The 67-year-old had previously said that he admitted responsibility for overseeing the murders of around 15,000 men, women and children at the notorious S-21 or Tuol Sleng prison and begged for forgiveness.

International prosecutors earlier this week asked the judges to impose a jail sentence of 40 years on Duch, whose real name is Kaing Guek Eav, for his role in the brutal 1975-1979 communist regime.

"I would ask the chambers to release me. Thank you very much," Duch said at the end of his closing statement to the court, officially known as the Extraordinary Chambers in the Courts of Cambodia.

Following a query by judges, Duch's Cambodian lawyer, Kar Savuth, then confirmed that Duch was asking to be acquitted on the grounds that he was not a senior member of the Khmer Rouge hierarchy.

Duch's request comes after earlier signs of disharmony between his Cambodian defence lawyers and his international counsel.

Kar Savuth said on Wednesday for the first time that Duch should be acquitted, while French defence lawyer Francois Roux on Thursday said only that the court should consider Duch's expressions of remorse when sentencing.

The court has a panel of five judges, two of them foreign. They are expected to hand down a verdict early next year.

Prosecutors earlier said the judges must send a "clear message to the future" when they decide Duch's fate, saying Duch had failed to fully confess to his role in a regime that killed up to two million people.

"In respect of the victims, in respect of Cambodia's future, in respect of the principle of no peace without justice, I would ask that you remember the victims of S-21," international prosecutor Bill Smith told the judges.

"Allow your judgement to send a clear message to the future of Cambodia."

Giving his last arguments in rebuttal of defence speeches this week, Smith said that Duch had missed his last chance to fully confess to his crimes.
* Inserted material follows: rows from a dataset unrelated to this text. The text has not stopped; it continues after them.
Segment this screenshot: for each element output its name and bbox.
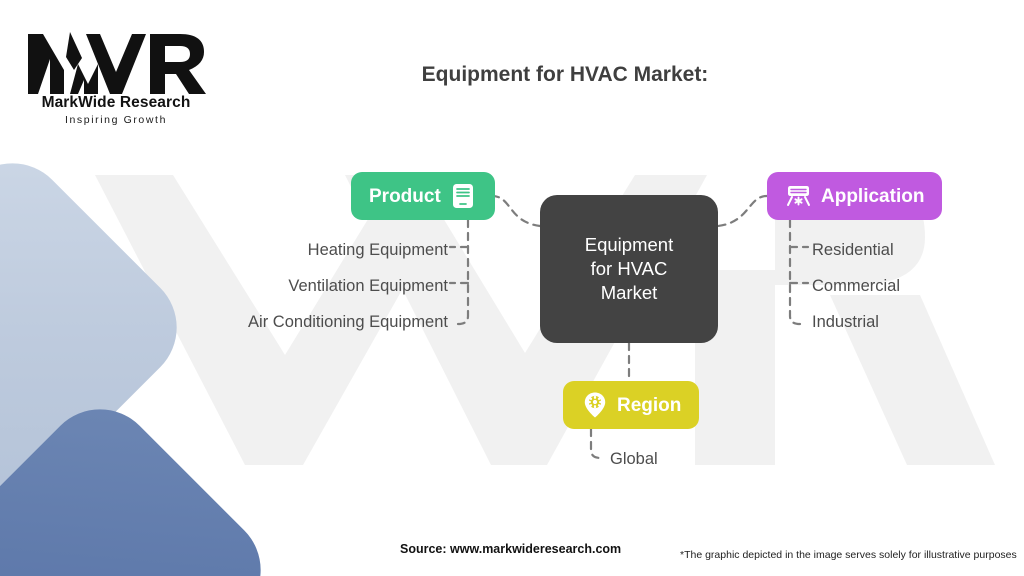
- list-item: Commercial: [812, 268, 1022, 304]
- list-item: Residential: [812, 232, 1022, 268]
- connector-product-spine: [458, 220, 468, 324]
- badge-product-label: Product: [369, 187, 441, 206]
- badge-product[interactable]: Product: [351, 172, 495, 220]
- connector-product-to-center: [492, 196, 540, 226]
- source-text: Source: www.markwideresearch.com: [400, 542, 621, 556]
- badge-application[interactable]: Application: [767, 172, 942, 220]
- list-item: Global: [610, 441, 790, 477]
- list-item: Ventilation Equipment: [180, 268, 448, 304]
- decorative-shape-dark: [0, 386, 284, 576]
- application-item-list: Residential Commercial Industrial: [812, 232, 1022, 340]
- product-item-list: Heating Equipment Ventilation Equipment …: [180, 232, 448, 340]
- brand-logo: MarkWide Research Inspiring Growth: [26, 30, 206, 125]
- badge-region-label: Region: [617, 396, 681, 415]
- logo-mark-mwr: [26, 30, 206, 96]
- map-pin-gear-icon: [581, 392, 608, 419]
- list-item: Air Conditioning Equipment: [180, 304, 448, 340]
- badge-application-label: Application: [821, 187, 924, 206]
- server-cabinet-icon: [450, 183, 477, 210]
- connector-application-to-center: [718, 196, 767, 226]
- list-item: Industrial: [812, 304, 1022, 340]
- decorative-shape-light: [0, 140, 200, 515]
- list-item: Heating Equipment: [180, 232, 448, 268]
- infographic-canvas: MarkWide Research Inspiring Growth Equip…: [0, 0, 1024, 576]
- logo-tagline: Inspiring Growth: [26, 114, 206, 126]
- page-title: Equipment for HVAC Market:: [410, 60, 720, 89]
- center-node: Equipment for HVAC Market: [540, 195, 718, 343]
- badge-region[interactable]: Region: [563, 381, 699, 429]
- disclaimer-text: *The graphic depicted in the image serve…: [680, 549, 1017, 561]
- connector-region-spine: [591, 429, 601, 458]
- logo-company-name: MarkWide Research: [26, 94, 206, 112]
- connector-application-spine: [790, 220, 800, 324]
- air-conditioner-icon: [785, 183, 812, 210]
- region-item-list: Global: [610, 441, 790, 477]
"We gave the accused that opportunity about two days ago to say to this court, to say to the people of Cambodia, 'Yes, I committed these crimes. I committed them willingly, I committed them because I believed in the (Khmer Rouge) and I'm sorry for that'," Smith said.

"But what he's done... he's had his international counsel say he was a small cog in a machine."

Tuol Sleng was at the heart of the Khmer Rouge security apparatus and inmates were taken from there during Duch's tenure for execution at nearby Choeung Ek, an orchard now known as the "Killing Fields".

Duch's defence have maintained he was not a leading figure in the regime and that the former maths teacher-turned-revolutionary acted out of fear for his own safety and that of his family.

Khmer Rouge leader Pol Pot died in 1998. The joint trial of four other more senior Khmer Rouge leaders is expected to start in 2011, while the court is considering whether to open cases against five other former Khmer Rouge cadres.